Friday, September 21, 2007

my kids

i've been trying to find ways to take some pics at school without seeming creepy or disruptive. so today i asked my new friend the part-time home ec teacher if i could come to her class and take photos, and here they are! they are the first to be taken with my brand new camera! RIP lumix. and how symbolic, that they are of "my kids". As one of my (summer camp) mentors once said, "If you're not here for the kids, then you probably shouldn't be here at all." There is so much crazy fun stuff going on here outside of school that sometimes you can forget that we are, really, here for the kids.

i've started getting a little more involved at school, correcting homework and learning some names. some kids on their homework write little notes to me and draw pictures. so they are, actually, as cute as they look. also, one of my JTEs picked up on the fact that english class for them is japanese class for me, and makes me try to read the translations when he writes them in hiragana on the blackboard, solely to entertain the students. (i'm getting better, i swear)

This is a class of ichinenseis (7th graders) making a delicious carrot and daikon (radish) salad.

look at the size of those knives! pretty sure there would be law suits about this in the states.

my kids' sculptures..i'm working on trying to sneak into art class

the "great room", if you will, at my school

Thursday, September 20, 2007

volcanoes and samurai

So, this past weekend I attempted to climb a nearby volcano called Chokai. As you may have guessed, the attempt was unsuccessful. Some of my fellow expedition members who shall remain nameless did not choose their footwear as carefully as one might have hoped and we ended up turning back about 2 km (1.2 mi – parking lot to summit was 8 km/5 mi) from the peak with a boot held together with the string from my hoodie, an uncomfortable flip-flop wearer, minus a pineapple (eaten) and just enough time to get back before sunset. Despite chokai-san “winning”, it was a truly beautiful hike. Not much tree cover on most of the mountain, so there were plenty of amazing views across the coast line and other ridges. We also kept going in and out of clouds, which was fun (and refreshing). I’ll keep you posted on attempt number two.

Also this past weekend, Honjo had another festival – I think the theme was “little samurai kings”, as young boys were dressed up and carried around like royalty in a parade. As we have learned to expect, there was taiko drumming, and we were invited take part. I think being at the festivals is when I feel most like “Oh, wow, I really am in Japan.” But sadly, the heavy festival season is coming to an end. Plenty of winter ones in the area though, so I look forward to those.

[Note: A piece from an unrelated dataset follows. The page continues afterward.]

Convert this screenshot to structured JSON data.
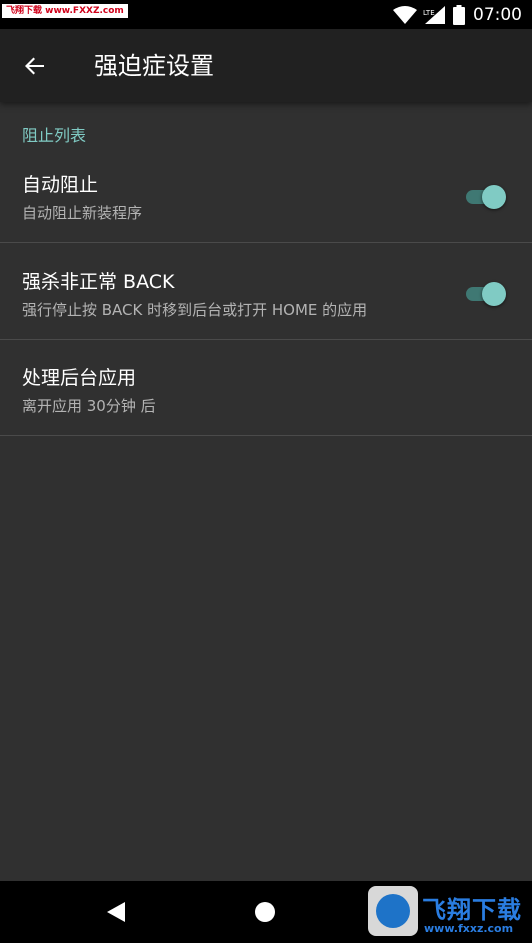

(thanks jeff and edel for the pics)

getting a little overly excited over the views from the road on the drive up

or maybe understandably excited, considering this was the view from the road

jeff falling into a "gaijin trap" aka gutter

beginning the ascent

about halfway up was a beautiful lake

here you can see the top of the volcano, with kind of a crater in the middle. we almost made it!

my expedition group - jeff, phil, california jeff, and me

coming down to a sunset over the coastline

honjo festival

edel and i trying our hand at taiko. i, apparently, am rhythm deaf. the fashionable looking girl next to me had elaborate cornrows in her hair on the side of her head not pictured and when i told her i liked them she asked if they were "cool" in new york, to which of course i had to say yes. she was very excited. she also taught me the smart method of avoiding drinking drinks offered to you (outdoors) by taking a sip and then secretly pouring them out.

a young man who was not informed about this method, passed out inside the float.

jon was much less rhythm deaf than we

after the festival we visited jon in his village near honjo - he has a real house (!), which we have dubbed 'the chalet' for its ski lodge/vacation cottage feel.